While MP Karl Olive wants to send the army into neighborhoods plagued by violence and drug trafficking, General Jérôme Pellistrandi believes on RMC that his idea is “an admission of incompetence”.
Karl Olive reopens the ideas box and brings out the sea serpent of the army in sensitive neighborhoods, alongside the police. After the death of several people, killed on the fringes of drug trafficking or during brawls in sensitive neighborhoods, the Macronist deputy calls on Radio J to send the army “in certain neighborhoods”, notably those affected by drug trafficking to cause “a real electroshock”.
But would sending the army alongside the police betray an admission of powerlessness on the part of public authorities? “It is first of all an admission of incompetence”, tackle this Monday on the set of Big Mouths General Jérôme Pellistrandi, who believes that Karl Olive knows nothing about the role of the army: “If I take my dog to my children's pediatrician, I am not sure that he will come out cured. This is the demonstration of a politician who knows nothing about the role of the army,” he adds.
“He thinks that this is the magic solution, that when there is a problem, you have to send the army. But we are not in a context where the army is made for this type of mission,” continues Jerome Pellistrandi.
“The know-how is not the same”
While army personnel patrol stations as part of Operation Sentinel, Jérôme Pellistrandi, also editor-in-chief of Revue Défense nationale, specifies that it is not the same thing: “Operation Sentinel was enlarged during the 2024 Olympics to secure certain areas,” he explains before being interrupted by ex-police officer Bruno Pomart.
“The know-how is not the same. Our armed forces are trained to go into combat. The soldiers whose job is to maintain order are the gendarmes,” adds Jérôme Pellistrandi on RMC and RMC Story. “Shooting a terrorist with a knife, like Saint-Charles station in Marseille, is not the same thing as securing a neighborhood,” insists the general.

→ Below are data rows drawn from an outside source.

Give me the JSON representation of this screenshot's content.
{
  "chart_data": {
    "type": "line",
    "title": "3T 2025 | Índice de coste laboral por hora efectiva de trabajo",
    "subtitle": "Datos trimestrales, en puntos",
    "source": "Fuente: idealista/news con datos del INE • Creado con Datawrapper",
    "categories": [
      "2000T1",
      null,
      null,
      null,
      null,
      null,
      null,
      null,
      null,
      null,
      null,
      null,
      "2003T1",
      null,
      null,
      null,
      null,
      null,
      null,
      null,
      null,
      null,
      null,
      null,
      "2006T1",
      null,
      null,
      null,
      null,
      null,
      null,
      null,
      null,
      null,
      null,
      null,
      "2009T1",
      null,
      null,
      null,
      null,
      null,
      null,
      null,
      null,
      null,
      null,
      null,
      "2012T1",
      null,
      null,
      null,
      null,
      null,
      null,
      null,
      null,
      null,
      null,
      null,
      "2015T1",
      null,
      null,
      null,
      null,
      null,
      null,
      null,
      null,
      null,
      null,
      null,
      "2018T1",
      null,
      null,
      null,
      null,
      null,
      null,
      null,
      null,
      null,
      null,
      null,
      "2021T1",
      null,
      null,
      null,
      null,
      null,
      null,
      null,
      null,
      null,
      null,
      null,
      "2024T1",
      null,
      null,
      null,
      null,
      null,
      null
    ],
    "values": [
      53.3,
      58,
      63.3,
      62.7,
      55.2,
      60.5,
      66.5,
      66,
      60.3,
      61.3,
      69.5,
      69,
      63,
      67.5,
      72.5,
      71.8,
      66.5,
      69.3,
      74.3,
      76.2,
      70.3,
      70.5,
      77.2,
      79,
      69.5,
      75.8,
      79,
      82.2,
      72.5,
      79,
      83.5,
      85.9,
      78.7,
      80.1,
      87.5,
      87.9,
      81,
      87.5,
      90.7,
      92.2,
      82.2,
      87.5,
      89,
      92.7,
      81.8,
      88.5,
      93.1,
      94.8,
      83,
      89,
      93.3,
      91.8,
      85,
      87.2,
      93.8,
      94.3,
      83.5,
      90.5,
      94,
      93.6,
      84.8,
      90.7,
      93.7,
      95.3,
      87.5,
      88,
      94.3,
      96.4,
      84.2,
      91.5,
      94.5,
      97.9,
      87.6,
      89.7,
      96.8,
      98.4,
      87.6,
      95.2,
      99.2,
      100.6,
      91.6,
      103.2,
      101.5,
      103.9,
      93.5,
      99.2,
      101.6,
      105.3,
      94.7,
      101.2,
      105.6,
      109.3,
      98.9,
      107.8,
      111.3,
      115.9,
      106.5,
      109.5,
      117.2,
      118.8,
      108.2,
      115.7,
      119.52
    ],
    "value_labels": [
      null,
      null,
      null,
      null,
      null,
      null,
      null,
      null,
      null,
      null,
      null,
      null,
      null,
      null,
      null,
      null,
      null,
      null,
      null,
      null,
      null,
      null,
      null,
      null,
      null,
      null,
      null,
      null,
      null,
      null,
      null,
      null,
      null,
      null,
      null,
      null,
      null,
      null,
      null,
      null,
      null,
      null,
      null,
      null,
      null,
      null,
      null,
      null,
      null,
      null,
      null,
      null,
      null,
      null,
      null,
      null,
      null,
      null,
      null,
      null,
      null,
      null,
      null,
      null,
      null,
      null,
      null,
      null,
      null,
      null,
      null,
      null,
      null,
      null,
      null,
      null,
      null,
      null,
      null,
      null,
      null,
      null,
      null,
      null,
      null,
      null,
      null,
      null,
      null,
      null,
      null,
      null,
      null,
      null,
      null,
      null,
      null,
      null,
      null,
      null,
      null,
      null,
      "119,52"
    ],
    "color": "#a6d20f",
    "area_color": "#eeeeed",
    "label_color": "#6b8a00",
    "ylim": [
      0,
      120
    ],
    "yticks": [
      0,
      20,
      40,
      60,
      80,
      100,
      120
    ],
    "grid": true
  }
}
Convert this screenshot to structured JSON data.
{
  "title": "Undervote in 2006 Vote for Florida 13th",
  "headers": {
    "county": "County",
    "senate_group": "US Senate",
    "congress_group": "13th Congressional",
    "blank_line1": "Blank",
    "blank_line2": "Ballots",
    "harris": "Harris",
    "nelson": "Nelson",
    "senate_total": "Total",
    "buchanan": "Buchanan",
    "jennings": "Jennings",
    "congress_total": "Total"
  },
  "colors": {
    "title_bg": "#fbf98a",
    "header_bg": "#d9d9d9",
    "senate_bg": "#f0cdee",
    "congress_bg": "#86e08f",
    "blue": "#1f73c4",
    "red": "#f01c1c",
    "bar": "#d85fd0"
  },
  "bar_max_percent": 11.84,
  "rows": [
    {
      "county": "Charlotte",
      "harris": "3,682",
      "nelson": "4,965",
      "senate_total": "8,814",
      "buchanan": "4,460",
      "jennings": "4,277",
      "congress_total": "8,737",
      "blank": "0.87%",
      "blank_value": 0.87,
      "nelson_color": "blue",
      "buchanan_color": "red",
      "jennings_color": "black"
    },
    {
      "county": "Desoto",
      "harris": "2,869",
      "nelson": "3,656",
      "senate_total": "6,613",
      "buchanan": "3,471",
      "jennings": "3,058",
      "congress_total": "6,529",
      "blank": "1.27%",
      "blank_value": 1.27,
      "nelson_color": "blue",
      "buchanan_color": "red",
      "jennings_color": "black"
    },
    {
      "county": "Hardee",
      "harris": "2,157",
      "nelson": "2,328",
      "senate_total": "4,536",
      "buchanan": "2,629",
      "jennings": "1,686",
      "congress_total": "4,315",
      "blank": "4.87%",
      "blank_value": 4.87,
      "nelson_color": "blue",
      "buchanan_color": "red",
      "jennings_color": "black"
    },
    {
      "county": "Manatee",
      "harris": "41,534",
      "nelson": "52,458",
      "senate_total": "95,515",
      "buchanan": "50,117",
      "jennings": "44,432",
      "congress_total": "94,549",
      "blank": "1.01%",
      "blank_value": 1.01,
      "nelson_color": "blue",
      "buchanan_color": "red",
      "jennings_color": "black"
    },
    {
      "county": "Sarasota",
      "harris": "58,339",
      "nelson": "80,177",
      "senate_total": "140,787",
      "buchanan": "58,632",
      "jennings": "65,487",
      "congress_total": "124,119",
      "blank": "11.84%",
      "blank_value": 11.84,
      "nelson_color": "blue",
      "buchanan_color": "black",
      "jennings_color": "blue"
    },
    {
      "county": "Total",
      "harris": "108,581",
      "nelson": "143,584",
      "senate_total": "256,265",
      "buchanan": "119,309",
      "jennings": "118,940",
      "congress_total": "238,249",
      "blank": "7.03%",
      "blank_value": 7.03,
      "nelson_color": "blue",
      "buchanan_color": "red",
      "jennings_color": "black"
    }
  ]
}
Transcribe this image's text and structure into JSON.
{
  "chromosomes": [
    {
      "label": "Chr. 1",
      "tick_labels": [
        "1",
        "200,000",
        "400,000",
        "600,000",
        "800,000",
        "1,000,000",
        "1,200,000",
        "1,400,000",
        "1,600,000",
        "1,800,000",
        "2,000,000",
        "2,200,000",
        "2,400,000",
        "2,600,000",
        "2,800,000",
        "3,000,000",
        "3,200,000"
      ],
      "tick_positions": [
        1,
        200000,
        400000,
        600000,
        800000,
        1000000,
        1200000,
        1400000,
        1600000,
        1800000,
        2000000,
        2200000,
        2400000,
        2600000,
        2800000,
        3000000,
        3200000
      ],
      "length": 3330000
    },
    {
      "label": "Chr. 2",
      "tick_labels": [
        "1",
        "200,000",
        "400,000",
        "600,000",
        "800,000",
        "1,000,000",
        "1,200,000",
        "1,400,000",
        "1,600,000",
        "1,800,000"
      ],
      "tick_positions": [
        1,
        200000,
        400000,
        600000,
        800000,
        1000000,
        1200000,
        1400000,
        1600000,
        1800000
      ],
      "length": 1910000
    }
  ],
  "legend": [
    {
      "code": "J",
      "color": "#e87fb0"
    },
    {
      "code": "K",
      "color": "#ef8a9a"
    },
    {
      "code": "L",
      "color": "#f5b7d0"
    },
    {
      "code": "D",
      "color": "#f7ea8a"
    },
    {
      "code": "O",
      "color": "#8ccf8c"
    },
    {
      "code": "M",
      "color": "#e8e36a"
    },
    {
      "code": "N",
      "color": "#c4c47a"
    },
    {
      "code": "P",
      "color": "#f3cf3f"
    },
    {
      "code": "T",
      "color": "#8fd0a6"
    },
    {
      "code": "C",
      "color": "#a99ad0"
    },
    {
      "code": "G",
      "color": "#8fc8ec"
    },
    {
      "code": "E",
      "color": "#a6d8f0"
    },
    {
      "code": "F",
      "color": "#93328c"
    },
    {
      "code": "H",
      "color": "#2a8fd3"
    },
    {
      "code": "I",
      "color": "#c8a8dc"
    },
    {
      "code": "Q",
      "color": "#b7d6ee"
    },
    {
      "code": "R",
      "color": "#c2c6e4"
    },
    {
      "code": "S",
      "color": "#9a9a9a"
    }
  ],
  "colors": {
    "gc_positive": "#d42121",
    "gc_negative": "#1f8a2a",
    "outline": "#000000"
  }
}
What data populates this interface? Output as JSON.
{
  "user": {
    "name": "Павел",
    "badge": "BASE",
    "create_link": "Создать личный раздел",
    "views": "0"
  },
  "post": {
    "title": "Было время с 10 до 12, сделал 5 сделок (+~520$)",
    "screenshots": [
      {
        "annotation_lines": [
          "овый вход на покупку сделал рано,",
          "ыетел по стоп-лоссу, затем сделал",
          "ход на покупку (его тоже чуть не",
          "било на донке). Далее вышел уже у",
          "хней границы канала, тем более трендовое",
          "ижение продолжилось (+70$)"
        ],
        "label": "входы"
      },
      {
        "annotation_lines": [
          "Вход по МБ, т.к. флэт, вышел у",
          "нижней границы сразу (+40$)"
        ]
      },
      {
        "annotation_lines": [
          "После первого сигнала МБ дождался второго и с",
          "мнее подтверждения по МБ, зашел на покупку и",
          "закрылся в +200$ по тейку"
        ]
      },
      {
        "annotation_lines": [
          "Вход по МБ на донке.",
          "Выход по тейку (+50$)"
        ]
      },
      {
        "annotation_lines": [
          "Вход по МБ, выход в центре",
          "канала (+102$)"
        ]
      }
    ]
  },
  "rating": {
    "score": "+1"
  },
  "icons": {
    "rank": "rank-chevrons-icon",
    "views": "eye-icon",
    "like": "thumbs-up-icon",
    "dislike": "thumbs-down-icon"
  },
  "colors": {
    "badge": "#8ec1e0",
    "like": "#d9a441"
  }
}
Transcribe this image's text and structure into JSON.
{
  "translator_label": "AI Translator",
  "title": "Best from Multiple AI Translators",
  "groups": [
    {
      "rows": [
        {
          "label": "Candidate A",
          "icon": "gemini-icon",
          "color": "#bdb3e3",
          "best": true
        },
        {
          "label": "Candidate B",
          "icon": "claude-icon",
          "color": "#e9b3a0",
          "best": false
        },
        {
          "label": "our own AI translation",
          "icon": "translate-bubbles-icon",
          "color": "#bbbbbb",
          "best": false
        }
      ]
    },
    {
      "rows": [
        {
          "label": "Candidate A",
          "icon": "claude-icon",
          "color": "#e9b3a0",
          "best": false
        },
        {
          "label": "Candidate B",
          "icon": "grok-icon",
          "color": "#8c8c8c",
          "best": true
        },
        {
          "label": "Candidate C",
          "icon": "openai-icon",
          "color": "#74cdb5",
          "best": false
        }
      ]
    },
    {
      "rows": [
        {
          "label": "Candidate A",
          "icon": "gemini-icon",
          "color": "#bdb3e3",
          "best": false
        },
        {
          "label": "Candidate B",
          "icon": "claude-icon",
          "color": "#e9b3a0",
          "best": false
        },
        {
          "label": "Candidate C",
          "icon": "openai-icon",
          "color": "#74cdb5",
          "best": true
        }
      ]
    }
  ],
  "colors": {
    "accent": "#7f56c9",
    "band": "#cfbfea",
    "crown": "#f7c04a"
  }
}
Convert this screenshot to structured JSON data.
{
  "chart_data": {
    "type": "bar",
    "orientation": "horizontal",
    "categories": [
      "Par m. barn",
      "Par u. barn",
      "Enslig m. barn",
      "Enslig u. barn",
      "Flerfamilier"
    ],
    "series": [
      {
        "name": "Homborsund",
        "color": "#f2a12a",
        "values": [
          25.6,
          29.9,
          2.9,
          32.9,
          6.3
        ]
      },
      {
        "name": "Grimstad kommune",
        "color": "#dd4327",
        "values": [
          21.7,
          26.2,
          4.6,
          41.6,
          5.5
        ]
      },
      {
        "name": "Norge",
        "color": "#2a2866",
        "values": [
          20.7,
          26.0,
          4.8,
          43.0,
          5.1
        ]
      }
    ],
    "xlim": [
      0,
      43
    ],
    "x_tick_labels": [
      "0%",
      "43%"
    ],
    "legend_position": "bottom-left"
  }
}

General Jérôme Pellistrandi facing the GG – 04/11
And the French armed forces are already taking their part in the fight against drug trafficking “in a much more effective way”, recalls Jérôme Pellistrandi: “They are fighting against drug traffickers in the Antilles and in Guyana as well as at sea. At the end of August, a French Navy frigate seized 10.5 tonnes of cocaine. This is where the army is effective and this is where we must continue this work.
Like his predecessor Gérald Darmanin, the new Minister of the Interior Bruno Retailleau is looking for the right formula against drug trafficking. Last Friday, from Rennes, he called for “a general mobilization” to avoid “the Mexicanization of the country”.